Congress mulls forcing women to join men in registering for draft, sparking backlash

Congress is again mulling a proposal that would force women to sign up for the military draft for the first time.

But the proposed policy — introduced as part of the 2025 National Defense Authorization Act that last week cleared a key Senate committee — has raised some hackles among members of the far-right, even though the action has a slim chance of becoming law.

For instance, Sen. Josh Hawley, a Missouri Republican, derided the measure to put women on equal footing as another “woke” decision being made on behalf of the nation’s military.

“We need to get reality back in check here,” Hawley told Fox News. “There shouldn’t be women in the draft. They shouldn’t be forced to serve if they don’t want to.”

Women have been able to serve in every part of the military since 2016. Getty Images

Missouri Sen. Josh Hawley is against a Congressional proposal to force women to register for the draft. REUTERS

But Republican Minority Leader Mitch McConnell, along with more moderate Republicans — such as Maine Sen. Susan Collins and Sen. Lisa Murkowski of Alaska — have backed the bill, with Collins noting that the change “seems logical,” according to the New York Times.

Currently, the law says that nearly all men ages 18 to 25 must register with Selective Service, the agency that maintains the draft databases.

Most states automatically register those eligible when they get their driver’s license or apply to college – a move that has buoyed the program’s compliance rate and put more than 15 million men on the rosters.

Of those, just under 85% are actually eligible to serve.

Congress has mulled such measures before, but they have died every time. Getty Images

Refusing to register for the draft comes with significant consequences — including a felony charge that could lead to a hefty fine and a five-year prison sentence, according to the Selective Service System website.

“Unless a man provides proof that he is exempt from the registration requirement, his failure to register will result in referral to the Department of Justice for possible investigation and prosecution,” the site said.

Despite the number of registered men, the rate at which they actually volunteer for the military has fallen ever further, according to the Defense Department, as less than 1% of America adults serve in active duty combat roles.

Women have been allowed to serve in every part of the military — including combat roles — since 2016.

That change essentially made moot a 1981 Supreme Court decision that found that banning women from forced service was OK, as the draft was meant to help the military fill combat roles – something women would not be able to do for another 35 years.

Sen. Roger Wicker, a Mississippi Republican, is also against the measure. CQ-Roll Call, Inc via Getty Images

Since the introduction of women in combat roles, there has been a steady debate in Congress on the issue. Military experts testifying before Congress have repeatedly said that registering women for the draft would be “in the national security interest of the United States.”

But the idea has been pushed continually in Congress for years, lawmakers have abandoned such plans each and every time.

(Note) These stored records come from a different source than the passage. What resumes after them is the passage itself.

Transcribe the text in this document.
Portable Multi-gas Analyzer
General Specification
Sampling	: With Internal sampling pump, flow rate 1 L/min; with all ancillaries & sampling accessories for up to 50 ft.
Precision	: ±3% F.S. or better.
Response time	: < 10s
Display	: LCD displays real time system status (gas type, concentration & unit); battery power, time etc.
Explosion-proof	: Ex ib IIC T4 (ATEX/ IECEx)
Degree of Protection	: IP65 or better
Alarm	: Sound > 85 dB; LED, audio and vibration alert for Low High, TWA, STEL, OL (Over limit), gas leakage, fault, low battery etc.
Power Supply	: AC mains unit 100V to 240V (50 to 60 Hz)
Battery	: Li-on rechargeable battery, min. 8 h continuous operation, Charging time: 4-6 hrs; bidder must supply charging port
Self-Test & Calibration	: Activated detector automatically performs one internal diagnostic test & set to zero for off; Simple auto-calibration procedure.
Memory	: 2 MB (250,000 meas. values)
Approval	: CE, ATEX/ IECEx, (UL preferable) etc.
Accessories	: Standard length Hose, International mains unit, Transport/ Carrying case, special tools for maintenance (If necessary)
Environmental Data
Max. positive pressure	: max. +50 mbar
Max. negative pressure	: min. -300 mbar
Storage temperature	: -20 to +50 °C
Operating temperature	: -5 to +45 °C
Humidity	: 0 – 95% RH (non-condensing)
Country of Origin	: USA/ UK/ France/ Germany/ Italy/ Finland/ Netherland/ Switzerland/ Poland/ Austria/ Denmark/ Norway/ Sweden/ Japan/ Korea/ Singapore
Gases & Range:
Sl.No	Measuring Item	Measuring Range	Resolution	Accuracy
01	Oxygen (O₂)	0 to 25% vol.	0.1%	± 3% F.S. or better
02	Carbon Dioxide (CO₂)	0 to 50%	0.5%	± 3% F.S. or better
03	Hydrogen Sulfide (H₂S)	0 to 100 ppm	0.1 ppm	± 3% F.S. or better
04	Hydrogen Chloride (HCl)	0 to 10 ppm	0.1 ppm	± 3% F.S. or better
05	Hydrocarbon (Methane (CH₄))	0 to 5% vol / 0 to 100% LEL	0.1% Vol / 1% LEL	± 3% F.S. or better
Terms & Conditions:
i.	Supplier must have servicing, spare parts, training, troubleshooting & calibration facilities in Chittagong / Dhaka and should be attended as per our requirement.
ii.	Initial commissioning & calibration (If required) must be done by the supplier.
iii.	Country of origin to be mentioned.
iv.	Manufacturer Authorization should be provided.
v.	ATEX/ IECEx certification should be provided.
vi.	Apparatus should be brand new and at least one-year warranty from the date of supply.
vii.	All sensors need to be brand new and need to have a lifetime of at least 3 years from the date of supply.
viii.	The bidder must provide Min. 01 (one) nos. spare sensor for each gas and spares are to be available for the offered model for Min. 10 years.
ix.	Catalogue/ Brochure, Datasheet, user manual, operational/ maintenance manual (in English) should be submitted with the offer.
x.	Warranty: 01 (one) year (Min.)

Some Conservatives who have also consistently fought the measure and any like it are already trying to pull that wording from the annual defense authorization bill it’s tacked onto.

Hawley — who led the efforts to strip the provision from the same bill in 2021 and 2022 — attacked Democrats for allegedly trying to experiment with the military, telling on Fox News on Thursday that “normal people are like, ‘Leave our daughters alone.’”

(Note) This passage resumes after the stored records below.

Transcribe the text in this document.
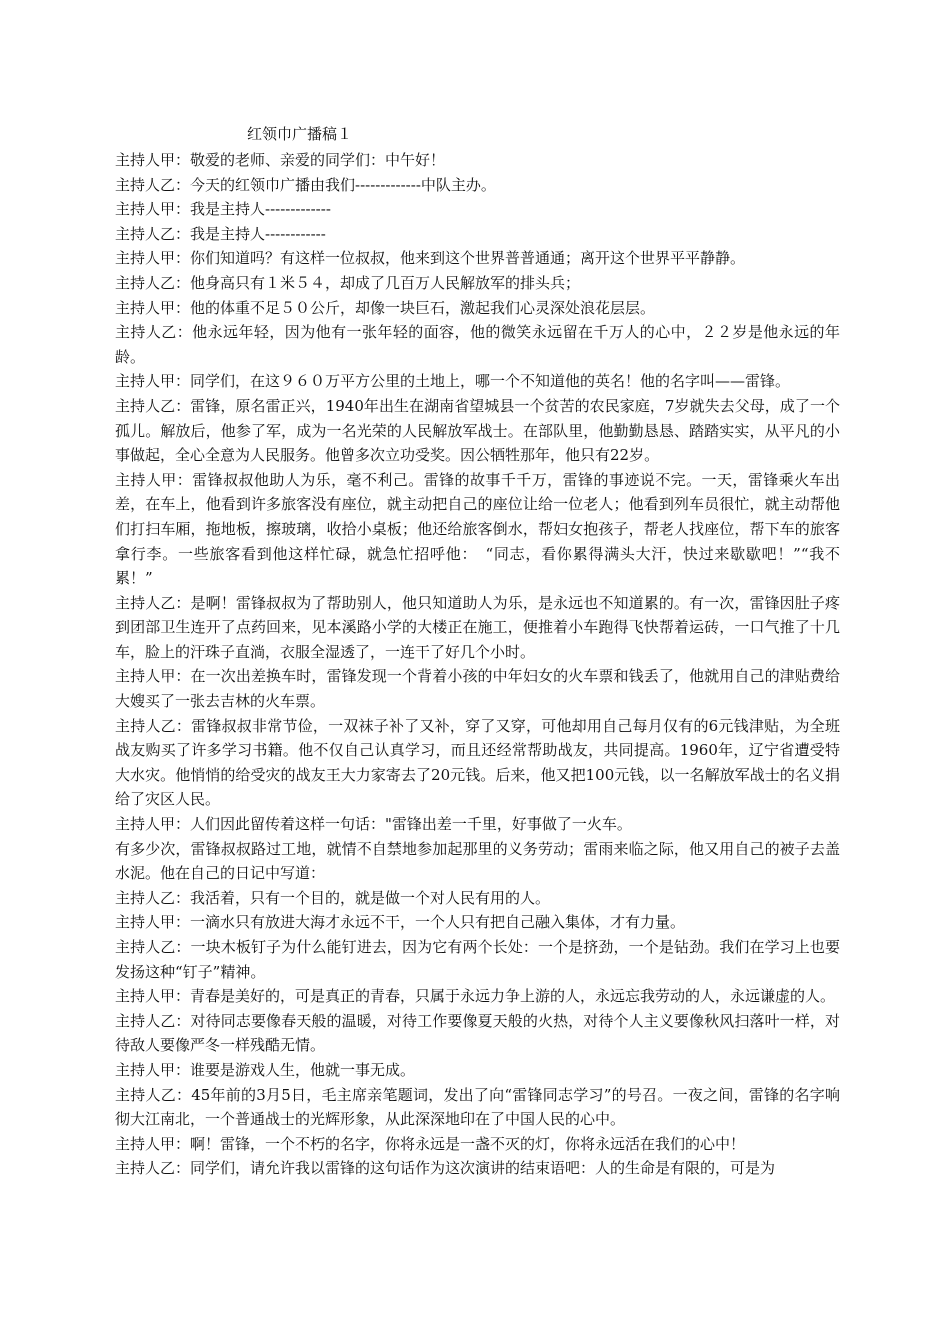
红领巾广播稿１

主持人甲：敬爱的老师、亲爱的同学们：中午好！

主持人乙：今天的红领巾广播由我们-------------中队主办。

主持人甲：我是主持人-------------

主持人乙：我是主持人------------

主持人甲：你们知道吗？有这样一位叔叔，他来到这个世界普普通通；离开这个世界平平静静。

主持人乙：他身高只有１米５４，却成了几百万人民解放军的排头兵；

主持人甲：他的体重不足５０公斤，却像一块巨石，激起我们心灵深处浪花层层。

主持人乙：他永远年轻，因为他有一张年轻的面容，他的微笑永远留在千万人的心中，２２岁是他永远的年龄。

主持人甲：同学们，在这９６０万平方公里的土地上，哪一个不知道他的英名！他的名字叫——雷锋。

主持人乙：雷锋，原名雷正兴，1940年出生在湖南省望城县一个贫苦的农民家庭，7岁就失去父母，成了一个孤儿。解放后，他参了军，成为一名光荣的人民解放军战士。在部队里，他勤勤恳恳、踏踏实实，从平凡的小事做起，全心全意为人民服务。他曾多次立功受奖。因公牺牲那年，他只有22岁。

主持人甲：雷锋叔叔他助人为乐，毫不利己。雷锋的故事千千万，雷锋的事迹说不完。一天，雷锋乘火车出差，在车上，他看到许多旅客没有座位，就主动把自己的座位让给一位老人；他看到列车员很忙，就主动帮他们打扫车厢，拖地板，擦玻璃，收拾小桌板；他还给旅客倒水，帮妇女抱孩子，帮老人找座位，帮下车的旅客拿行李。一些旅客看到他这样忙碌，就急忙招呼他：　“同志，看你累得满头大汗，快过来歇歇吧！”“我不累！”

主持人乙：是啊！雷锋叔叔为了帮助别人，他只知道助人为乐，是永远也不知道累的。有一次，雷锋因肚子疼到团部卫生连开了点药回来，见本溪路小学的大楼正在施工，便推着小车跑得飞快帮着运砖，一口气推了十几车，脸上的汗珠子直淌，衣服全湿透了，一连干了好几个小时。

主持人甲：在一次出差换车时，雷锋发现一个背着小孩的中年妇女的火车票和钱丢了，他就用自己的津贴费给大嫂买了一张去吉林的火车票。

主持人乙：雷锋叔叔非常节俭，一双袜子补了又补，穿了又穿，可他却用自己每月仅有的6元钱津贴，为全班战友购买了许多学习书籍。他不仅自己认真学习，而且还经常帮助战友，共同提高。1960年，辽宁省遭受特大水灾。他悄悄的给受灾的战友王大力家寄去了20元钱。后来，他又把100元钱，以一名解放军战士的名义捐给了灾区人民。

主持人甲：人们因此留传着这样一句话："雷锋出差一千里，好事做了一火车。

有多少次，雷锋叔叔路过工地，就情不自禁地参加起那里的义务劳动；雷雨来临之际，他又用自己的被子去盖水泥。他在自己的日记中写道：

主持人乙：我活着，只有一个目的，就是做一个对人民有用的人。

主持人甲：一滴水只有放进大海才永远不干，一个人只有把自己融入集体，才有力量。

主持人乙：一块木板钉子为什么能钉进去，因为它有两个长处：一个是挤劲，一个是钻劲。我们在学习上也要发扬这种“钉子”精神。

主持人甲：青春是美好的，可是真正的青春，只属于永远力争上游的人，永远忘我劳动的人，永远谦虚的人。

主持人乙：对待同志要像春天般的温暖，对待工作要像夏天般的火热，对待个人主义要像秋风扫落叶一样，对待敌人要像严冬一样残酷无情。

主持人甲：谁要是游戏人生，他就一事无成。

主持人乙：45年前的3月5日，毛主席亲笔题词，发出了向“雷锋同志学习”的号召。一夜之间，雷锋的名字响彻大江南北，一个普通战士的光辉形象，从此深深地印在了中国人民的心中。

主持人甲：啊！雷锋，一个不朽的名字，你将永远是一盏不灭的灯，你将永远活在我们的心中！

主持人乙：同学们，请允许我以雷锋的这句话作为这次演讲的结束语吧：人的生命是有限的，可是为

This echoes his 2021 comments, in which he said Missourians felt “strongly that compelling women to fight our wars is wrong, and so do I.”

“​It’s one thing to allow American women to choose this service, but it’s quite another to force it upon our daughters, sisters, and wives,” he said.

Sen. Mitch McConnell, a Kentucky Republican, has supported making women register for the draft. Getty Images

Congress dropped the language from the bill that December — even though high-profile conservatives like McConnell and Sen. Joni Ernst, an Iowa Republican and military veteran, supported it.  

Sen. Roger Wicker, a Mississippi Republican, said he’ll also try to pull the section this time around, noting he was “opposed to that.”

“I don’t think this is the time to get into a debate on the floor of either house about that,” he said. “We’re not anywhere near implementing a draft, and to me, it’s a distraction when we need to be talking about real issues that are immediate.”

But some Democrats — like Rhode Island Sen. Jack Reed, who chairs the Senate Armed Services Committee — said the GOP’s reluctance to green-light the proposal “doesn’t make any sense.”  

“Women are doing a remarkable job in our forces today, and if we were in a situation requiring a draft, I think we would need all able-bodied citizens 18 and above,” he said, according to the Hill.

“If we go to a draft, that means we’re in a serious, serious situation,” he said. “It’s not like World War II where we need a lot of infantry. We need cyber experts, we need intelligence analysts, linguists, etc. Wait a second, there are a lot of women out there that can do this better than men.”

But given the dwindling number of days on the legislative calendar, it’s not clear Senate Majority Leader Chuck Schumer of New York will even push the bill to the floor.

The last time the nation conscripted its youth to serve in the military was at the very end of the Vietnam War, in 1973.